The Department for Business and Trade did not respond directly to the analysis, but a spokesperson pointed to DBT analysis claiming that the Employment Rights Bill would deliver up to a £600 income boost for workers in the lowest paid, insecure jobs.

Commenting on the second reading of the Bill on Monday, Deputy Prime Minister Angela Rayner said: “We’re delivering real change for working people across the country, while driving our mission for growth and making people better off.

“Successful firms already know that strong employee rights mean strong growth opportunities. This landmark legislation will extend the employment protections given by the best British companies to millions more workers.

“We said we would get on and deliver the biggest upgrade to rights at work in a generation and the growth our economy needs – and that is exactly what we are doing.”

Unite union leader Sharon Graham, a critic of PM Keir Starmer, has previously criticised the Employment Rights Bill as having “more holes than Swiss cheese, that hostile employers will use.”

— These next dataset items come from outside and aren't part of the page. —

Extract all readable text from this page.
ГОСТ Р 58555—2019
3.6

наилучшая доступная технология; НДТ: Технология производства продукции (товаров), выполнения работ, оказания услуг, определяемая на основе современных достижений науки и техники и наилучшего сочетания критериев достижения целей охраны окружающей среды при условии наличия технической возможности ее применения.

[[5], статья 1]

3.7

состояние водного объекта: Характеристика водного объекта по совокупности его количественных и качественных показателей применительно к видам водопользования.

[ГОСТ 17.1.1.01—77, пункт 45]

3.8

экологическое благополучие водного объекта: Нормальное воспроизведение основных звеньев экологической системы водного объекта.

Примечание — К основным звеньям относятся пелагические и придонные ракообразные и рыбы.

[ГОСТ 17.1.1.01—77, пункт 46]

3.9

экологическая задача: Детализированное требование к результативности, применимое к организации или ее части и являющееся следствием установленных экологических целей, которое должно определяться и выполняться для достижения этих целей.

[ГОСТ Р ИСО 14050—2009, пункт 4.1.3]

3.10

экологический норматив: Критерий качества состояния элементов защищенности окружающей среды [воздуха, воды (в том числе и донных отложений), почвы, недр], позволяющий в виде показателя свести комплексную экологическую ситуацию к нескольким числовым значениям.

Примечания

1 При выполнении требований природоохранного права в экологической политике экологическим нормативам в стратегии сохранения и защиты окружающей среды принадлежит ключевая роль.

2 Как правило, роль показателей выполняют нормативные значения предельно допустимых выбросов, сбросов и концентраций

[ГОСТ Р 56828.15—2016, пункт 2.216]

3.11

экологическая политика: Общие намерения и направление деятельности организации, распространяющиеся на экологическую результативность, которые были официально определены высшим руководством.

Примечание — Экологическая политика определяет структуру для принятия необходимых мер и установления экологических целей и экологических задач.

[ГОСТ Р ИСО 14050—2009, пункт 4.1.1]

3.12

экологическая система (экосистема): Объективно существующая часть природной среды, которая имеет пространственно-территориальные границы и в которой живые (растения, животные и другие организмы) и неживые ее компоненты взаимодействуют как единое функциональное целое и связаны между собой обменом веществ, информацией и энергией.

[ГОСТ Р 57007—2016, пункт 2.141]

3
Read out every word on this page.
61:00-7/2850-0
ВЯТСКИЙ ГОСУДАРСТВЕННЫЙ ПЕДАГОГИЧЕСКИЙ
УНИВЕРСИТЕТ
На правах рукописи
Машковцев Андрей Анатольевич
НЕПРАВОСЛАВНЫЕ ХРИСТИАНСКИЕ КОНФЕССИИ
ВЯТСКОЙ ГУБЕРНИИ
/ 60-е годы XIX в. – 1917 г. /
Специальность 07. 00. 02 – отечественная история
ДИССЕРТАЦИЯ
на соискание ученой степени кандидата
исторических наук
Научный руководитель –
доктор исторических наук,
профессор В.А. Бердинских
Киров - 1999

While Graham noted that the Bill is “without doubt a significant step forward for workers”, she pointed to a potential battle over amendments to the legislation: “Unite will continue to make the workers’ voice heard as we push for improvements to the legislation as the Bill goes through Parliament.”

A spokesperson for the left-wing National Shop Stewards Network of trade unionists added: “It is essential that the union movement scrutinises the proposed legislation, to demand that it is strengthened.”